Early intervention cataract treatment can help to save your vision, recognizing cataract symptoms is the first step. Cataracts affect the vision of 1 in 6 people 40 years of age and older. After the age of 70, 50% of Americans will develop cataracts.
The best way to get the early intervention treatments you need is to see an eye doctor annually, or more often in problems persist. Knowing what cataract symptoms to look for can help you to recognize when it is time to get professional help in between regular check-ups.
What Are Cataracts?
The most basic definition is that cataracts are the clouding of the lens in the eye. There are three types of cataracts:
- Subcapsular- occurs at the rear of the lens
- Nuclear-occurs in the middle of the lens
- Cortical-is a spoke like cataract that starts in the peripheral of the lens and works its way toward the center
When you visit your eye exam center the doctor will be able to diagnose the type of cataract you have and the treatment options which can include surgery. Your eye doctor is the best source for information and treatment options.
What Are the Symptoms?
Symptoms of cataracts can range from mild foggy vision to color distortion to blind spots to the inability to see at all. Early warning signs include increased vision impairment at night or in low light, seeing a halo outline around objects, becoming more sensitive to light, double vision, clouded vision, frequent changes in your eye lens prescription and double vision.

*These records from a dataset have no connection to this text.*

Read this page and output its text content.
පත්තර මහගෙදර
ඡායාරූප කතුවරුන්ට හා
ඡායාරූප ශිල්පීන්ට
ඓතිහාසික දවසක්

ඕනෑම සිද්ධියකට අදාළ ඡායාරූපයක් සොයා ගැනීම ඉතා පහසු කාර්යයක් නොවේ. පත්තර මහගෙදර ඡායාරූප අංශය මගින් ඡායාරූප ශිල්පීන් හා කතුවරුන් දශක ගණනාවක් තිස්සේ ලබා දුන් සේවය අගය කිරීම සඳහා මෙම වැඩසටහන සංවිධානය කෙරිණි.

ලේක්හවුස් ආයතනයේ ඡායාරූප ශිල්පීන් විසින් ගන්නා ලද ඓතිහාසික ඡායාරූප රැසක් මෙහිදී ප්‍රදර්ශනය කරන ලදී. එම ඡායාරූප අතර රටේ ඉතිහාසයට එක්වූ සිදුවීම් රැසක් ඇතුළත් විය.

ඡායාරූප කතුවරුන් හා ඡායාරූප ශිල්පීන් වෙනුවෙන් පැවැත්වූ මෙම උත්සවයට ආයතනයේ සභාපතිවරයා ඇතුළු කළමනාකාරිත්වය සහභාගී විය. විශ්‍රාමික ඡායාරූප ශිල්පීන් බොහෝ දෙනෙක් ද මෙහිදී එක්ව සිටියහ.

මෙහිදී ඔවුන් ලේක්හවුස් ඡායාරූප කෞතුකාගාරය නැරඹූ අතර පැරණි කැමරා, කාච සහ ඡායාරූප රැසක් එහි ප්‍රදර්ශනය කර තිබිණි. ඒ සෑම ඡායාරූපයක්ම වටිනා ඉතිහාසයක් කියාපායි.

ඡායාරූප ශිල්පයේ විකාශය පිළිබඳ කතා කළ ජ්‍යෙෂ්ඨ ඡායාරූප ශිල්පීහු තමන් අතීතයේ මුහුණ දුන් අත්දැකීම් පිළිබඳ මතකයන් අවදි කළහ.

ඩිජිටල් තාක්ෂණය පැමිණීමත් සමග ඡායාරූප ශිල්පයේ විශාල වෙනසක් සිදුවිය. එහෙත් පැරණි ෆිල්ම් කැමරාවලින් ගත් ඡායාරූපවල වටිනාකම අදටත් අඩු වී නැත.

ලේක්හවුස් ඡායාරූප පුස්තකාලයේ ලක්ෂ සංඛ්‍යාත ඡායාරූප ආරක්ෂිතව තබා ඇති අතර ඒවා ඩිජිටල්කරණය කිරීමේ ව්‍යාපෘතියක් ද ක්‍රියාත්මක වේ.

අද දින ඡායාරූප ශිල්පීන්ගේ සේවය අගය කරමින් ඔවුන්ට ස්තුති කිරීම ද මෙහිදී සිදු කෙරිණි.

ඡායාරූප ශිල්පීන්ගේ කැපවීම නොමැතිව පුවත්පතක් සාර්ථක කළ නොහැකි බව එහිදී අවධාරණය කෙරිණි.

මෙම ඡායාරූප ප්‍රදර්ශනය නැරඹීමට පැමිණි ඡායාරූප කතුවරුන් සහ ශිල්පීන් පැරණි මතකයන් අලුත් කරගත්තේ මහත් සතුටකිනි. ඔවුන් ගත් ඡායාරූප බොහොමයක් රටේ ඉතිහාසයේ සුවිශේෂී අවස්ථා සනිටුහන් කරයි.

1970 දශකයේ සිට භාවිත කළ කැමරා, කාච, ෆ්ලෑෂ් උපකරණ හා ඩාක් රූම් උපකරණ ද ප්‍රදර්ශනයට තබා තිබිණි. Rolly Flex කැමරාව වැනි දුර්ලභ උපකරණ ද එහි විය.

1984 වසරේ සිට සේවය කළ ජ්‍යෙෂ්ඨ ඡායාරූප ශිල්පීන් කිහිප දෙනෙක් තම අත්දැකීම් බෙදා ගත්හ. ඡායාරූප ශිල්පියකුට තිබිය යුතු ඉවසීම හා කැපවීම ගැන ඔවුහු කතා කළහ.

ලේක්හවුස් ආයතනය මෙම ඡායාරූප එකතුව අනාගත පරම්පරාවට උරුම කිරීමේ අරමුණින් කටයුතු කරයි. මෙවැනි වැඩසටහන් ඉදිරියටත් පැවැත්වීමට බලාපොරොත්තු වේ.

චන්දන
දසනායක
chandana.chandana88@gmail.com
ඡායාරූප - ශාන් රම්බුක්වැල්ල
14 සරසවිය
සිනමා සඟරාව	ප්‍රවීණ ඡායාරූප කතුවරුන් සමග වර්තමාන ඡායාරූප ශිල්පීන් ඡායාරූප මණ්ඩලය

In the early stages, corrective lens can help but the only way to effectively get rid of cataracts is to have them removed surgically. Luckily, cataract surgery is a common procedure that is safe.
When Should You Get Help
Professional eye care with a trusted provider should be something you do annually as part of your overall health care plan. Early intervention helps to keep your eyes healthy and your vision clear. Of course, anytime you suspect something is wrong with your vision you should seek professional help.
If you notice changes in your vision make an appointment to get checked out. Changes in your vision does not mean you have cataracts or other eye disease; it can mean that you are taking a medication that is affecting your vision or you just need new glasses. Some medications can produce cataract symptoms. The only way to find out is to see an eye doctor.
Your vision is far too important to leave it up to luck. Get the eye care that you need regularly to take care of your vision.